Doxorubicin is partly metabolised, mainly to doxorubicinol and to a lesser extent, to the aglycon, and is conjugated to the glucuronide and sulfate. Biliary and fecal excretion represents the major excretion route. About 10% of the dose is eliminated by renal excretion. Plasma protein binding of doxorubicin ranges from 50-85%. The volume of distribution is 800-3500L/m2.
Doxorubicin is not absorbed after oral administration; it does not cross the blood-brain barrier.
Impairment of liver function may decrease the clearance of doxorubicin and its metabolites.
Toxicology: Preclinical safety data: The LD50 after a single intravenous bolus injection of doxorubicin to rats, mice and rabbits were 12.6, 9.4 and 6mg/kg, respectively.
Reduction in body weights and survival times were seen in old and young rats administered a single intravenous dose of 2.5 and 5mg/kg, respectively.
The animal data show an increased toxicity in elder rats.
As expected from its interaction with DNA and cytotoxic properties doxorubicin is mutagenic, showing chromosome damage in vitro in human lymphocytes and is also carcinogenic in animals. The compound is also teratogenic and embryocidal. Although i.v. and i.p. dosage to mice and rats at doses up to 1mg/kg from days 7 to 13 of gestation produced no evidence of teratogenicity a higher dose of 2mg/kg i.p. for longer to rats caused atresia of the oesophagus and intestine and cardiovascular abnormalities. In rabbits dosed i.v. at up to 0.6mg/kg on days 16-18 abortions occurred but there were no foetal abnormalities. Post-natal renal damage was produced in rats dosed with 1 or 1.5mg/kg of doxorubicin during days 6-9 or 10-12.

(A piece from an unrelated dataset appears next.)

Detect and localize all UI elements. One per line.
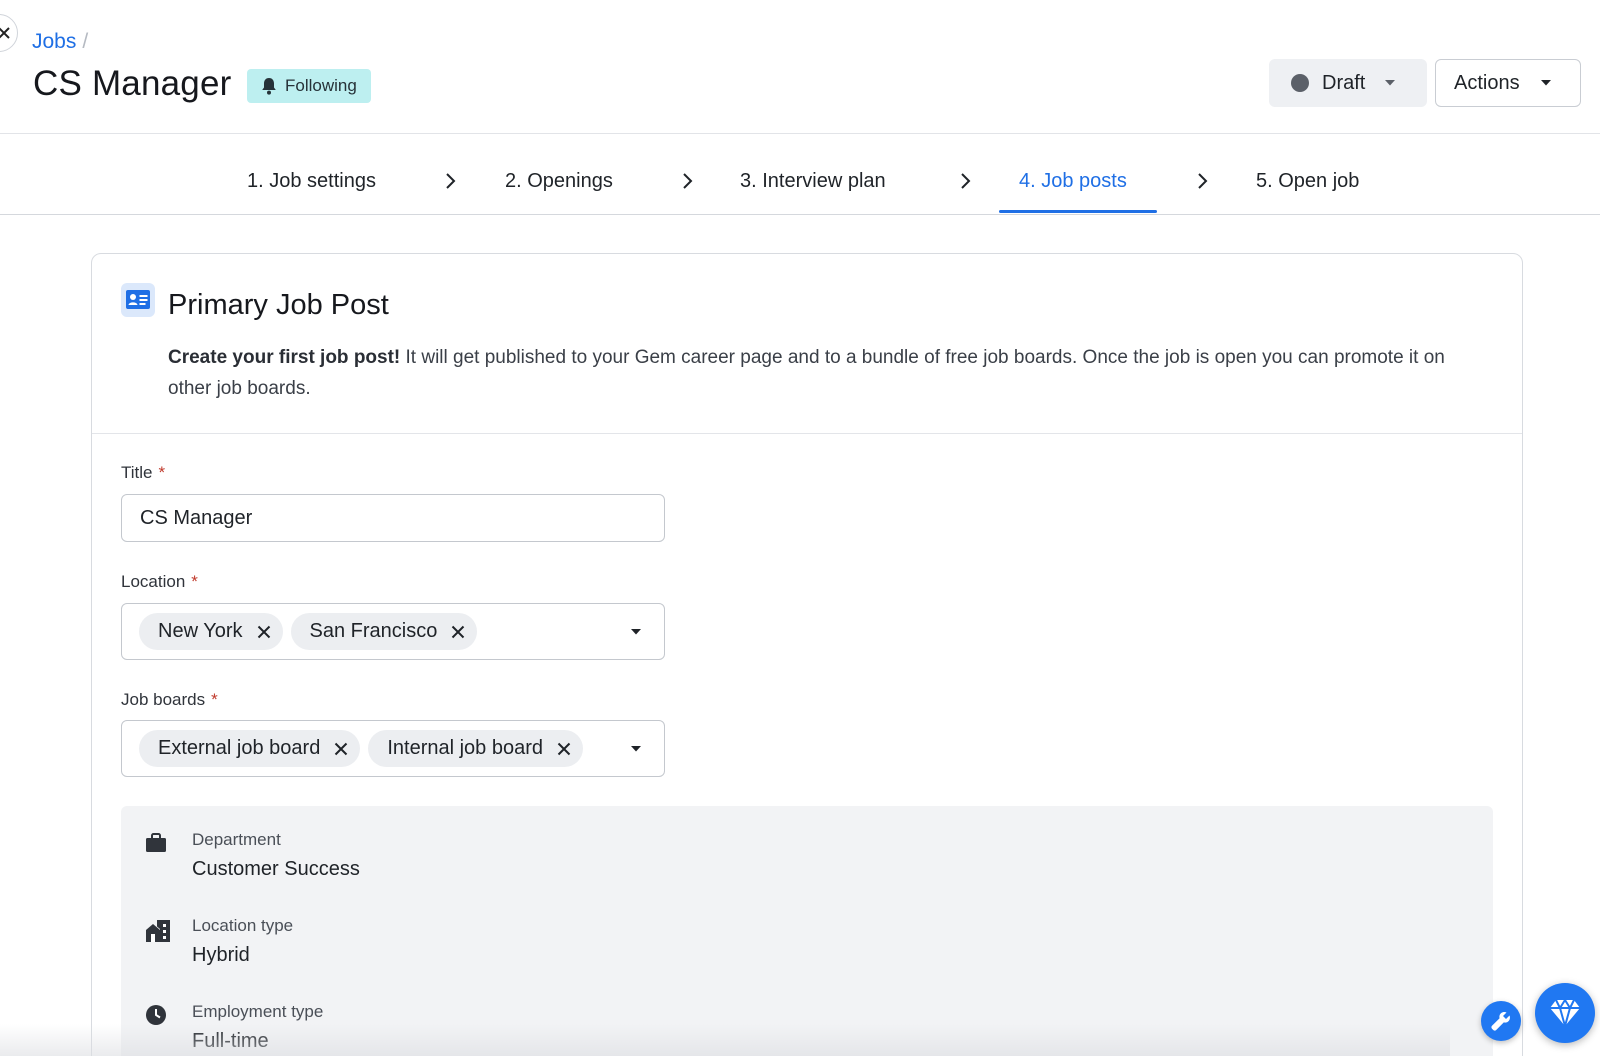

Microscopic examination of the heart of patients shows evidence of a severe cardiomyopathy and a variety of alterations have been described the majority of which have been reproduced in animal models in the mouse, rat, rabbit, dog and monkey; the development and character of the lesions in the rat and rabbit closely resemble those in humans although rats develop cardiomyopathy at lower total doses than rabbits. The pathogenesis is difficult to assess since a large number of complex biochemical effects have been shown to occur in the heart.